La Corte di Cassazione, con la sentenza in esame, affronta con rigore sistematico il delicato tema della risarcibilità dell’aggravamento clinico nelle ipotesi di malattia professionale ingravescente (nel caso specifico, mesotelioma pleurico), già oggetto di un precedente giudizio conclusosi con sentenza passata in giudicato.
La vicenda trae origine dalla richiesta, da parte degli eredi del lavoratore deceduto, di una revisione del danno biologico già liquidato, sostenendo che l’evoluzione della patologia, documentata da nuovi accertamenti e trattamenti (in particolare, ulteriori cicli di chemioterapia e un peggioramento clinico successivo alla stabilizzazione precedentemente valutata), legittimasse un ulteriore risarcimento.
La Corte ha però chiarito, richiamando i principi già espressi nella sentenza n. 35416/2022, che l’aggravamento di una malattia ingravescente non dà origine a un nuovo diritto risarcitorio qualora gli sviluppi della patologia rientrino tra quelli già prevedibili e valutati nel giudizio definito con sentenza passata in giudicato. Il giudice di merito, infatti, aveva liquidato il danno sia nella componente temporanea che permanente, tenendo conto della prognosi infausta e delle sofferenze future, sulla base di una personalizzazione specifica.

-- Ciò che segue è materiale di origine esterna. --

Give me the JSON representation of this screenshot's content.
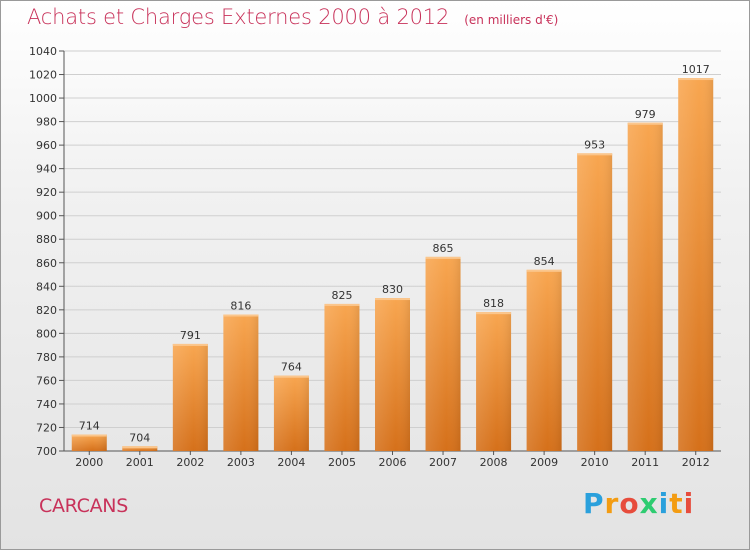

La Corte ha sottolineato che l’aggravamento rappresenta una mera concretizzazione del rischio evolutivo insito nella patologia già considerata nel giudizio pregresso e che, pertanto, non può costituire il presupposto per una nuova quantificazione del danno, salvo si tratti di profili non valutati e non valutabili all’epoca.
Il principio affermato risponde all’esigenza di certezza del diritto e di stabilità del giudicato, in un ambito – quello delle malattie professionali – che presenta particolari criticità a causa della naturale evolutività delle condizioni cliniche.